Effect of LRG1 overexpression on ESCC cell migration and invasion. (A) Western blot analysis of LRG1 protein levels in EC109 cells after transfection of LRG1-overexpressing plasmid (pCMV-LRG1) or the empty vector. β-actin was used as loading control. Vector or pCMV-LRG1 transfected cells were starved in serum free medium for 12 h before wound-healing or transwell assay. (B) For wound-healing, cells were manually scratched using a pipette tip, washed and maintained in serum-free culture medium. Pictures were taken at 0 h and 24 h after scratching (left), and the wound closure ratio (cell migration distance at 24 h divided by the gap distance at 0 h) was obtained for comparison (right). Data were representative of three independent experiments and shown as mean ± SD.** indicates P < 0.01. (C) For transwell assay, cells were added into the upper chamber in serum-free culture medium. The chamber was then placed in a well of 24-well plate that was filled with FBS-containing complete medium. 36 hours later, migrated cells were fixed and stained with DAPI for imaging. The invasion assay was performed similarly except that matrigel coated chambers was used (left). The number of migrated or invaded cells between the two groups were compared (right). Data were representative of three independent experiments and shown as mean ± SD.*** indicates P < 0.001.

Fig 4

Effect of recombinant LRG1 on ESCC cell migration and invasion. EC109 cells were treated with recombinant human LRG1 at indicated concentration and starved in serum free medium for 12 h before wound-healing or transwell assay. (A) For wound-healing, cells were manually scratched using a pipette tip, washed and maintained in serum-free culture medium. Pictures were taken at 0 h and 24 h after scratching. (B) For transwell assay, cells were added into the upper chamber in serum-free culture medium. The chamber was then placed in a well of 24-well plate that was filled with FBS-containing complete medium. 36 hours later, migrated cells were fixed and stained with DAPI for imaging. The invasion assay was performed similarly except that matrigel coated chambers was used. Data were representative of three independent experiments.

Fig 5

Effect of LRG1 knockdown on the epithelial to mesenchymal transition (EMT) of ESCC cells. (A) Western blot analysis of protein expression of EMT marker genes upon LRG1 knockdown in KYSE30 cells with siRNA #2 and #3. β-actin was used as loading control. (B) Immunofluorescence staining of E-cadherin (top) and N-cadherin (bottom) in NC or siLRG1 #2 transfected cells.
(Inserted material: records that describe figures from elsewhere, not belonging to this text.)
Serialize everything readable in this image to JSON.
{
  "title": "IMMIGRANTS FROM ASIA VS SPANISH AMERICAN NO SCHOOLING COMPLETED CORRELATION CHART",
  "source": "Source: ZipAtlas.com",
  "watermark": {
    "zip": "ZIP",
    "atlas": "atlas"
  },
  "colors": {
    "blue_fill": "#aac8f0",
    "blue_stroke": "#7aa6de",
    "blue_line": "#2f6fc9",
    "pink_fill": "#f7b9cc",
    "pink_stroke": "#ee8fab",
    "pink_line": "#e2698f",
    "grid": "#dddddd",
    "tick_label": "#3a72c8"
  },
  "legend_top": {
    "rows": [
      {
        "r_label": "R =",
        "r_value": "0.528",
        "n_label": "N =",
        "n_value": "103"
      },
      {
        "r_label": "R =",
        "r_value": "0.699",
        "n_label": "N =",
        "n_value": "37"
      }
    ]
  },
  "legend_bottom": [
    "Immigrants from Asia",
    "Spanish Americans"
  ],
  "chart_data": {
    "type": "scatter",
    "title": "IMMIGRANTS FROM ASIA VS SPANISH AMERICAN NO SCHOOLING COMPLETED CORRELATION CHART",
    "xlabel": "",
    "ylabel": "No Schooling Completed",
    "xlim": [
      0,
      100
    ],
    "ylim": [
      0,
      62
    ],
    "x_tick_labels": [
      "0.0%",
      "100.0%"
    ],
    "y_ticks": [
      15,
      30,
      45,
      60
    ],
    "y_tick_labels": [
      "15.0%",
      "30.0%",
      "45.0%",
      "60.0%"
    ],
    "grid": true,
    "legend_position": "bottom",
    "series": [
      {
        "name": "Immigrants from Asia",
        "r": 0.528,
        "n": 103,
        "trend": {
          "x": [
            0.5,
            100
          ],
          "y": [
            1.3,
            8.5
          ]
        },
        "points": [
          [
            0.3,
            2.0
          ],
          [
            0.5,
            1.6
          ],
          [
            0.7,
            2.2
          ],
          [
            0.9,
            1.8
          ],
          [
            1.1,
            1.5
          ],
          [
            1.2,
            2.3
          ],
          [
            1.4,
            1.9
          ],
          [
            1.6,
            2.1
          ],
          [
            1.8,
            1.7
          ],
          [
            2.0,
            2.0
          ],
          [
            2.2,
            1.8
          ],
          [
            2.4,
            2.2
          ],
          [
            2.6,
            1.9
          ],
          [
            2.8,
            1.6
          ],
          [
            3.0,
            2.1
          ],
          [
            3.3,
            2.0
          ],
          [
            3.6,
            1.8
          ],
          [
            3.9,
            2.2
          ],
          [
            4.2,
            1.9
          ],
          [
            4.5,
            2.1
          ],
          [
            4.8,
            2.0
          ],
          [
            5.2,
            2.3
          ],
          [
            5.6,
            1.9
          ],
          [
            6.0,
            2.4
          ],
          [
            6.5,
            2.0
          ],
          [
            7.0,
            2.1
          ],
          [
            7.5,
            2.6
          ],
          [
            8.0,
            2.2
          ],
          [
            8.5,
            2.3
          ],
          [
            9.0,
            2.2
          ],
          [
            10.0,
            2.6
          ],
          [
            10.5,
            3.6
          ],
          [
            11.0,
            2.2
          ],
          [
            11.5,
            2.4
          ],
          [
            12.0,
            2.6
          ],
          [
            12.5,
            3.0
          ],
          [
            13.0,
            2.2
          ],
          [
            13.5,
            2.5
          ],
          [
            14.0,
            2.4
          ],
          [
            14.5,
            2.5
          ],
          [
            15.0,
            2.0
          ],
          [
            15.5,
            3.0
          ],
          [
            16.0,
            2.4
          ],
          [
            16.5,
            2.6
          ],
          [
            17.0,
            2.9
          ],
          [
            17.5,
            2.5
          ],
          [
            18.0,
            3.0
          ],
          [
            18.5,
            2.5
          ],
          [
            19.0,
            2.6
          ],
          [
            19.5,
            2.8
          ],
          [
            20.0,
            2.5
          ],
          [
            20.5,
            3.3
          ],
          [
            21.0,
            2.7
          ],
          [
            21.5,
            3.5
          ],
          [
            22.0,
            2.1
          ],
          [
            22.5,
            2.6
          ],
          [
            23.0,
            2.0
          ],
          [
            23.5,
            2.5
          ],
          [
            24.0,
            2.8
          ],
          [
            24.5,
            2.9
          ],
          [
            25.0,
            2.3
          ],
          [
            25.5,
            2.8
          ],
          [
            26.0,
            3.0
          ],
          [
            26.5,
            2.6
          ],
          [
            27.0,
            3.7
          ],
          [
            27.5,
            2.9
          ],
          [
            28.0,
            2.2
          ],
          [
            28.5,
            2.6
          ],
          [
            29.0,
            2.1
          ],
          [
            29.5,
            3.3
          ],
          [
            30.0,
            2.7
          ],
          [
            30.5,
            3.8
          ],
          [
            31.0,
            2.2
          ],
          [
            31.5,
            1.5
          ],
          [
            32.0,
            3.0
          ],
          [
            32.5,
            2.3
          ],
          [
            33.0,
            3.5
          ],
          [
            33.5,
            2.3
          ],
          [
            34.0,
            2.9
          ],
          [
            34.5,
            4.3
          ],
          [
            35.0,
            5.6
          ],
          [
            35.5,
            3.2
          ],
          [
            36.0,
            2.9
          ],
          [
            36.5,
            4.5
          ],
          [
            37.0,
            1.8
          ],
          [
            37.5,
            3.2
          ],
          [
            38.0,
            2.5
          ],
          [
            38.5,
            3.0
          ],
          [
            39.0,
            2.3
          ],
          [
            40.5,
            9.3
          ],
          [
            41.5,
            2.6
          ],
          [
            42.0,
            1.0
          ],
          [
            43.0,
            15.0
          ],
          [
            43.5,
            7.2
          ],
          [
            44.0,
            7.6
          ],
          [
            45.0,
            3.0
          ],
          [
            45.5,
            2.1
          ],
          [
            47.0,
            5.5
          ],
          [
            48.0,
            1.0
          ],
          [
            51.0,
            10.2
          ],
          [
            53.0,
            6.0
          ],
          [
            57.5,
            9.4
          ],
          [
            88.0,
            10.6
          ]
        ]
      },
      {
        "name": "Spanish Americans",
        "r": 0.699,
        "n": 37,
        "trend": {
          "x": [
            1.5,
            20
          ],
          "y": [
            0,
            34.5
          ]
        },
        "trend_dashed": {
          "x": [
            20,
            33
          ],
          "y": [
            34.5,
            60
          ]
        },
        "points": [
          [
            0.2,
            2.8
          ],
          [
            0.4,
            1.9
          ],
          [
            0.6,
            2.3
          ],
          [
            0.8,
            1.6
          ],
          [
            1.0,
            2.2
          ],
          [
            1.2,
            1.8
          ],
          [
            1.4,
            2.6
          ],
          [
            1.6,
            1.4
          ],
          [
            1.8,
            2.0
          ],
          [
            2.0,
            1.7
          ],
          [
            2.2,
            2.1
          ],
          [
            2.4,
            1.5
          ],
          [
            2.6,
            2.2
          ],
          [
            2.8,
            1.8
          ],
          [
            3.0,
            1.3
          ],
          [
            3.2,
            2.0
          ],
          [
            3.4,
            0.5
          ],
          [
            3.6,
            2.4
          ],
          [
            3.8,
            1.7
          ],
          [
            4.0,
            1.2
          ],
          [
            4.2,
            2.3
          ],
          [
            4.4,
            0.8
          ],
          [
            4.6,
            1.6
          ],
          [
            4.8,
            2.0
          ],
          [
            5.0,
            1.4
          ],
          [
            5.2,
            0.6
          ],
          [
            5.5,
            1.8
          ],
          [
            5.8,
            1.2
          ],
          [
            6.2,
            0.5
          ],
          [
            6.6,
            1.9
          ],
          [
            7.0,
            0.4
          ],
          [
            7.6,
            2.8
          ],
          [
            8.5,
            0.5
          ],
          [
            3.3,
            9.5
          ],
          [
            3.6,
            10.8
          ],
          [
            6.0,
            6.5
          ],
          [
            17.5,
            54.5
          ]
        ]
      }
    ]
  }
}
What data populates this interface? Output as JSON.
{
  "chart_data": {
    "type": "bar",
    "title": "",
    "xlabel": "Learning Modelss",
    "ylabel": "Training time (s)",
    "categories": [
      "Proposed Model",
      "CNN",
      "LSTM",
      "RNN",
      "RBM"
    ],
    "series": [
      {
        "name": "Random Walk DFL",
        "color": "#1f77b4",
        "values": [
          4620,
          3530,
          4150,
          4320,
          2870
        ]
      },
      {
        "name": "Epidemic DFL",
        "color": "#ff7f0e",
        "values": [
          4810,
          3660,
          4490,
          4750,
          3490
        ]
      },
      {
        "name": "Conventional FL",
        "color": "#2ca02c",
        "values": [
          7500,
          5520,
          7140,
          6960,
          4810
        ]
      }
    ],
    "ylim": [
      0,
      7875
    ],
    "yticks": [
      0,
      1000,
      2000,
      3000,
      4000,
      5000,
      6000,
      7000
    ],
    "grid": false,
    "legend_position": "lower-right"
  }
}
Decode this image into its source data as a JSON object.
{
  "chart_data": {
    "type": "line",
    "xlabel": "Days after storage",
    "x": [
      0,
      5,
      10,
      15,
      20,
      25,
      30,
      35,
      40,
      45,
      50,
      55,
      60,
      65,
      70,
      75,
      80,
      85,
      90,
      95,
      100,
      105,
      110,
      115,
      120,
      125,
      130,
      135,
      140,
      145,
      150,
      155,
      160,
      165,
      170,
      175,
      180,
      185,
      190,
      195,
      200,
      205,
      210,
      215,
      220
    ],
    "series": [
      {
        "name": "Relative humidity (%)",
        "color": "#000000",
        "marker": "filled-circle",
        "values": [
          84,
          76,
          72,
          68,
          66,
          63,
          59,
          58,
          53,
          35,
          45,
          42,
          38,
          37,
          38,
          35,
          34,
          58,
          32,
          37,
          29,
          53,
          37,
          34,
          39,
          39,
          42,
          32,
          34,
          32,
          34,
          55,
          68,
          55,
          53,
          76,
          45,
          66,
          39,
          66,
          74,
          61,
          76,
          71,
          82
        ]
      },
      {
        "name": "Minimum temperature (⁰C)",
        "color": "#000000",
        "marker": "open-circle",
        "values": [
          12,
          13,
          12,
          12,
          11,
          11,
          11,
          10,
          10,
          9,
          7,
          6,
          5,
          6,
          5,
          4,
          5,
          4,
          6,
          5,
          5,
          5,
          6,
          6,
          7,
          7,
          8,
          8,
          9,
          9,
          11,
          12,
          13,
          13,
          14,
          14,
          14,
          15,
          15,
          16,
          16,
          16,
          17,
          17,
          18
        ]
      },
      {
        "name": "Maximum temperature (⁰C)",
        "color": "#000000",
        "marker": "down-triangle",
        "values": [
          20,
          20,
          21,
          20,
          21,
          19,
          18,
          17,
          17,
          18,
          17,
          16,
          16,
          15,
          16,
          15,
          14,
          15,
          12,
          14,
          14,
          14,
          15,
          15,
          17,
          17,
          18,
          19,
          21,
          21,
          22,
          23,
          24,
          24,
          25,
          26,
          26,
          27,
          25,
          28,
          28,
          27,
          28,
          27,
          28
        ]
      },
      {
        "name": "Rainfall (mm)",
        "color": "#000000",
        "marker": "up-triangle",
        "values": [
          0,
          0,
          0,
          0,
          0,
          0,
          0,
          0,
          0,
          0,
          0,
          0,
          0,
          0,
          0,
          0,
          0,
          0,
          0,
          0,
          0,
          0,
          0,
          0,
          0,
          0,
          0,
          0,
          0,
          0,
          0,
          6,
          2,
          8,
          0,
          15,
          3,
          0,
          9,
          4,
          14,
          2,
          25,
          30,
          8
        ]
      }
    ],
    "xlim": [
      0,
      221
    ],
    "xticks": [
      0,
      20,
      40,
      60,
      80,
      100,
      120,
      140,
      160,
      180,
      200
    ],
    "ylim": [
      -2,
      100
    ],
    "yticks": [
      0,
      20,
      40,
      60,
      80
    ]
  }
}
Data were representative of three independent experiments.

Fig 6

Effect of LRG1 overexpression on the epithelial to mesenchymal transition (EMT) of ESCC cells. (A) Western blot analysis of protein expression of EMT marker genes upon LRG1 overexpression in EC109 cells. β-actin was used as loading control. (B) Immunofluorescence staining of E-cadherin (top) and N-cadherin (bottom) in vector or pCMV-LRG1 transfected cells. Data were representative of three independent experiments.

Fig 7

Manipulation of LRG1 levels modulated the activation of TGFβ pathway. Shown were western blot analysis of protein expression of TGF-β1, SMAD2/3 and phosphorylated SMAD2/3 upon LRG1 knockdown in KYSE30 cells with siRNA #2 and #3 (left), or upon LRG1 overexpression in EC109 cells (right). β-actin was used as loading control. Data were representative of three independent experiments.